La chambre, c’est-à-dire un lit, laboratoire de l’écriture et du rêve, source de lumineuse et irradiante blancheur. Et deux murs qui s’écarteront pour laisser entrer les personnages, comme si, venus de la grande scène extérieure, ils s’imposaient à l’attention du mondain ou comme s’ils se mettaient à incarner, au contraire, ses créatures de rêve. Sur les murs, quatre tableaux, des fenêtres, en fait, où surgiront les comédiens. Ils nous offriront une série de portraits animés d’une ironie grinçante que l’écrivain, couché au-dessous (Pascal Contamine), semblera écouter avec intérêt et amusement. Par la fente du mur, ils s’échapperont aussi sur la scène, en duo – ou duel –, en trio ou en quatuor.

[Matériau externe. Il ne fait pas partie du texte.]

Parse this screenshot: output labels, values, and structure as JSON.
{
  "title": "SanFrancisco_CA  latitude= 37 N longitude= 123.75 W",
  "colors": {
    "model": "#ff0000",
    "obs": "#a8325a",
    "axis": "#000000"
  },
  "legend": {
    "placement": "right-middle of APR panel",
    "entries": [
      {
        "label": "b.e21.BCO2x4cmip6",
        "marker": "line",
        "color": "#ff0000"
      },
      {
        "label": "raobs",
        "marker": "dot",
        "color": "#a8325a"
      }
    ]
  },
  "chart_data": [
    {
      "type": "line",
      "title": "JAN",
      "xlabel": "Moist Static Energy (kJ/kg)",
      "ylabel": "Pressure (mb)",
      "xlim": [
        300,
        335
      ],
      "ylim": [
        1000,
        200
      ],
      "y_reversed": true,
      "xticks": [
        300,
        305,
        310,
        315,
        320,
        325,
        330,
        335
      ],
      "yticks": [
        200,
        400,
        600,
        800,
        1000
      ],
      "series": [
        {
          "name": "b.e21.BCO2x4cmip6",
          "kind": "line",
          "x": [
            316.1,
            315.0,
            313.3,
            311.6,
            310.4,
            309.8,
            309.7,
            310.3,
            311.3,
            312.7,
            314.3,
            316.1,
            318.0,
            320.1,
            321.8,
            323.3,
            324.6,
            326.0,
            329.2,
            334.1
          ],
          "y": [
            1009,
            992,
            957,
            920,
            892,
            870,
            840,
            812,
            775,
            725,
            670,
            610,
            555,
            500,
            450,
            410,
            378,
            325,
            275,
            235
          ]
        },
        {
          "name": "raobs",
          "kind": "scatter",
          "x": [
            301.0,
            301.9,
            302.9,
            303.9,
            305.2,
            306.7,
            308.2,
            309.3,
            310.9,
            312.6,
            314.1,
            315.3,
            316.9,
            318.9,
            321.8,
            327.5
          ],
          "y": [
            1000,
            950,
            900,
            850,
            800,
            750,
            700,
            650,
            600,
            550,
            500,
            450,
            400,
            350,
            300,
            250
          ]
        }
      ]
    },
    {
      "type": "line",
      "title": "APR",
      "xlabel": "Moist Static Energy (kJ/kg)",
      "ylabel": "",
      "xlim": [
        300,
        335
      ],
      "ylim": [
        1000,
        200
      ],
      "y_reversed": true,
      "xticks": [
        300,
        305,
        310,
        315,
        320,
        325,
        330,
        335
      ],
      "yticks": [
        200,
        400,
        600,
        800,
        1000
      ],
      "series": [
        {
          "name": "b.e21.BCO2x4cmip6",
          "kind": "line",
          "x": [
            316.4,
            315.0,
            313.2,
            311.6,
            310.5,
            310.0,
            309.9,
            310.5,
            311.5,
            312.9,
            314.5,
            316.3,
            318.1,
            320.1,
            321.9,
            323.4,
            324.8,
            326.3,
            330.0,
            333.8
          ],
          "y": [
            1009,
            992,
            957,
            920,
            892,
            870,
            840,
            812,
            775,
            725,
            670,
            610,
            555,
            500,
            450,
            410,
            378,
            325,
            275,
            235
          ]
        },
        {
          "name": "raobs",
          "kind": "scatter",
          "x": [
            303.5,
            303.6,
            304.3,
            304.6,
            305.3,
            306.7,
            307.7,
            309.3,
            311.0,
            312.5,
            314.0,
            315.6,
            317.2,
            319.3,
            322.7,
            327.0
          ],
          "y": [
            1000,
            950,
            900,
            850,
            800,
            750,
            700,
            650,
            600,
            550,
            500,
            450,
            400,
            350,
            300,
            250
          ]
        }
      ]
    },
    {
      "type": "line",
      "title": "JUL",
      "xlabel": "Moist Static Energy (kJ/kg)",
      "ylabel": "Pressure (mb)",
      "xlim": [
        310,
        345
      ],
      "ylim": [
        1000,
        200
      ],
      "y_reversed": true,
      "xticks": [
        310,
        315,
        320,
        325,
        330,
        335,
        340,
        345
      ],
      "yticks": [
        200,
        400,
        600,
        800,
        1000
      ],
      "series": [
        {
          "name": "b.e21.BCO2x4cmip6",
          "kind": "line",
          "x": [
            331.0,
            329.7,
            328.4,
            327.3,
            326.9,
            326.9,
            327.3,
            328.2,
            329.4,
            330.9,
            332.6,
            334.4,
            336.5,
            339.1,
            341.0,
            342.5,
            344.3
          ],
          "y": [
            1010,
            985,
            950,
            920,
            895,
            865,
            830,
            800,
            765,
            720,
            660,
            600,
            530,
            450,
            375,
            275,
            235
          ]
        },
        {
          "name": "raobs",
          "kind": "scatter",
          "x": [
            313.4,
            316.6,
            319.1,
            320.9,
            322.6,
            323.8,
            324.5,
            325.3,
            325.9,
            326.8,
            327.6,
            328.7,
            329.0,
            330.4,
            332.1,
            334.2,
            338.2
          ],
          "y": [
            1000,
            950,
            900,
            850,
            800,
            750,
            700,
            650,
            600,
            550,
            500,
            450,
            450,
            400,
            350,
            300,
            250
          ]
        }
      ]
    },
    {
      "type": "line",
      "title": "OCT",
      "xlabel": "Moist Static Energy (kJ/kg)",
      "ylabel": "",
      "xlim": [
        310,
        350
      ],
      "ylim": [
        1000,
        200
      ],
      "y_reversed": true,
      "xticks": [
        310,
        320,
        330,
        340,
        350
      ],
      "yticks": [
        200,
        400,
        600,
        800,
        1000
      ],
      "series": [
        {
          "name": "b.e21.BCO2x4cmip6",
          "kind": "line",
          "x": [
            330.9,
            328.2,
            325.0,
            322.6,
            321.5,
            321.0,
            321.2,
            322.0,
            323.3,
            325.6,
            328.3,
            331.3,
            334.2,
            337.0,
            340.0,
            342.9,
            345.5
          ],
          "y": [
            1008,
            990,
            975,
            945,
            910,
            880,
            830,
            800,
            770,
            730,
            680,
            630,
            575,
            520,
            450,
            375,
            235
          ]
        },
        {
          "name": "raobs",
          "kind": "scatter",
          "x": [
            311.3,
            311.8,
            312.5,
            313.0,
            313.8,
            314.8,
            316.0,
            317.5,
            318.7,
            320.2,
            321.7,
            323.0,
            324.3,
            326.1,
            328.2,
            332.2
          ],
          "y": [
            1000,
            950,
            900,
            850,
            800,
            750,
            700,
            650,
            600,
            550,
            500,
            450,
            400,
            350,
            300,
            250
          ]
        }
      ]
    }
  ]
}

Omnibus, on le sait, est une compagnie où l’esprit s’exprime par le corps. Aussi, c’est en de véritables chorégraphies que les interprètes, en costumes d’époque, se toisent, se croisent, s’affrontent. Pour son plus grand plaisir, le spectateur assiste à la danse nuptiale du baron de Charlus et de son giletier Lupien (Réal Bossé), après avoir applaudi au match de boxe, par salon interposé, entre l’inénarrable Mme Verdurin (Nathalie Claude) et l’acide duchesse de Guermantes (Isabelle Brouillette), en robes à tournure et aigrettes. Recréée par la musique de Ludovic Bonnier, la scène où ils miment la «sonate de Vinteuil», nous offre un petit moment de grâce. On les verra aussi en solo et, ici, il faut souligner, au sein d’une excellente distribution, la prestation de cet artiste de l’œillade et du «cambré» qu’est Jean Asselin, dans l’habit de l’équivoque baron. Caricature, certes, mais si juste. Seule, Céleste, humble mais intelligent témoin de cet homme «consumé» par son œuvre, échappe à la parodie, parce qu’elle appartient au réel.
Les personnages ne signifient rien sans le texte qui les a fait naître. Tous ces morceaux de bravoure ne tiennent que par la fulgurance des métaphores, que les fidèles du rite proustien accueillent avec un frémissement de plaisir. Ainsi, guidés par la voix de Jeanne, retrouvons-nous des thèmes familiers (les paradoxes de l’amour qui n’existe que dans l’absence, la puissance délicieuse de la douleur, les complications de la jalousie, les jouissances troubles du masochisme). Nous revisitons aussi des épisodes cultes du mémorial comme celui de la fameuse madeleine − qui n’était que du pain grillé −, ou le spectacle de la flagellation, avec le narrateur en voyeur. Sans compter des rappels de la vie de Proust, de la consommation de drogues et de médicaments au célèbre « questionnaire », qui nous vaut une suave scène fusion-effusion des personnages et de leur créateur.
Unissant le tout, dans une architecture musicale, s’impose le personnage Temps, le chef d’orchestre qui ouvre La Recherche et la referme, l’enfant dans son lit de Combray rejoignant l‘adulte endormi à jamais, une fois achevée sa métamorphose d’homme en roman. Sans doute, des critiques et des grincheux pourraient-ils dire que la simplification indispensable aux choix dramaturgiques, que la clarté même de la proposition de Sylvie Moreau enlève du mystère à cette œuvre indéfinissable et à ces personnages indéchiffrables. À tous les autres, on garantit 1h30 de plaisir en compagnie de Proust et de ses fantômes.
Dans la tête de Proust
Texte et mise en scène: Sylvie Moreau. Scénographie: Sylvie Moreau et David Poisson. Éclairages: Mathieu Marcil. Musique: Ludovic Bonnier. Costumes: Charlotte Rouleau. Avec Jean Asselin, Réal Bossé, Isabelle Brouillette, Nathalie Claude et Pascal Contamine. Une production d’Omnibus. À Espace libre jusqu’au 18 mars 2017, puis du 21 février au 17 mars 2018.